2019 should be about the year of scientific approaches, and as L&D professionals whose primary focus is to ensure employee development, understanding your learners is very important. Bringing us to the next part of the problem—how do you collect the needed data?

Collecting this information, using traditional practices, requires excessive efforts and dedication. Especially, when the same can be achieved in a much simpler way with less time and efforts involved, leaving the L&D team with more time and ability to devise solutions.

Luckily, the eLearning space has always strived to push forward the boundaries of progression. As L&D professionals, there are numerous tools at your disposal. From Learning Management Systems with an xAPI to intelligent tutoring systems with the eye-tracking feature, there is a myriad of tools available.

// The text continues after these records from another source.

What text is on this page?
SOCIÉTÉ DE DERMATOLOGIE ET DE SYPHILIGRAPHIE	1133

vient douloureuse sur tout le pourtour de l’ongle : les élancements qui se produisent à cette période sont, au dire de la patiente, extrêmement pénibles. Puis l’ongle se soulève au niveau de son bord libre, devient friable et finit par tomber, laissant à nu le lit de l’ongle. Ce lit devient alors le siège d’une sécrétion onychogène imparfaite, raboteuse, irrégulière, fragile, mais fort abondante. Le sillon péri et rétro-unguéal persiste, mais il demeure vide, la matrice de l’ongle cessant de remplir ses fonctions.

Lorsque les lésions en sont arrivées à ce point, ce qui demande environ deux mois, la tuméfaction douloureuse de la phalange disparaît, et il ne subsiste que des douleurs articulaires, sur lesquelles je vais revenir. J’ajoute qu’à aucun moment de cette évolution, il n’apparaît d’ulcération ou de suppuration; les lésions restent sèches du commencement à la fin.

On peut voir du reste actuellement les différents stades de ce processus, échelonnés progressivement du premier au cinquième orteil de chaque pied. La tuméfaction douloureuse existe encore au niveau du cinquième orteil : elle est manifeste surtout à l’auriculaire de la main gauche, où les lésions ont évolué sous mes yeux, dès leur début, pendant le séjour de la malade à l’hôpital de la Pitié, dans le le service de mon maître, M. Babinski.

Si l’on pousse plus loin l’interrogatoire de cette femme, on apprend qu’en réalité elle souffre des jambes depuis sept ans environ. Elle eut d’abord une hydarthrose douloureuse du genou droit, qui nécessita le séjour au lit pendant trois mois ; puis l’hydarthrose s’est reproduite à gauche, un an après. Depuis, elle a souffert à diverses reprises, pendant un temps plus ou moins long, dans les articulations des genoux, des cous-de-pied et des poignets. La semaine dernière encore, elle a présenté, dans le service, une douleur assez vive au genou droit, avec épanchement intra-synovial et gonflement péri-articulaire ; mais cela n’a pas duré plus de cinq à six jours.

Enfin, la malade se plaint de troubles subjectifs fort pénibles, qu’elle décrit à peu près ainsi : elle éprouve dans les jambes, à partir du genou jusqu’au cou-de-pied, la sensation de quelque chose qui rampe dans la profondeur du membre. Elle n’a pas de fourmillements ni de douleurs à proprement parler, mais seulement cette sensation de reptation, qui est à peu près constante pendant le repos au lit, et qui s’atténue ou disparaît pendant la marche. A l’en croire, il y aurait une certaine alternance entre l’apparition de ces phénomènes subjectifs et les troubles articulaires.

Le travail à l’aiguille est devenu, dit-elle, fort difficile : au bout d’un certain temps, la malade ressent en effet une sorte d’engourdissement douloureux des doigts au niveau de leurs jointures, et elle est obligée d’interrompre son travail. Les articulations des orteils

In most cases (90%), the information needed is simple. An LMS with xAPI or eye-tracking is not even needed. At such a basic level, even a modern LMS can solve most of your L&D woes, as long as it has the ability to track and recover the information you need. And what information do you really need? Again, in most cases, it is as simple as:

  • Completion rates of courses and which ones they are.
  • Who the most pro-active learners in your organization are.
  • What your learners want to learn.
  • Why they want to learn it.
  • Where they are facing difficulties.
  • What their strengths and weaknesses are.
  • Who the best fit is for a certain task.

With access to such information and the ability to automate training, your ability to reach out and engage with learners increases. Shooting in the dark becomes a thing of the past. Decisions are informed and well planned—they are based on reliable data. Your training starts witnessing increased success and learners are motivated to train as well.

Furthermore, these tools are only being improved with time to aid your function of being an L&D professional, a corporate trainer, or someone with the responsibility of improving human capital development, whatever your role is.

However, some L&D professionals still do not acknowledge the importance of learner analysis. In a time where consumer purchase decisions and presidential elections are won based on analysis and fine-tuning of the human psyche using data, learner analysis is important. Think of Learning and Development as an investment towards improving human resource, and you are in charge of it.

Collecting information on the internal customers of an organization is as important as collecting information about your customers.

The L&D process is not as straightforward as some of the other organization-wide functions like sales, operations, finance, HR, and so on. The L&D function has to be performed with absolute precision, understanding, and reason.

When you talk about the L&D department, you are literally talking about an investment made by an organization towards developing their most vital resource—human resource. And the agents entrusted with fulfilling this are you.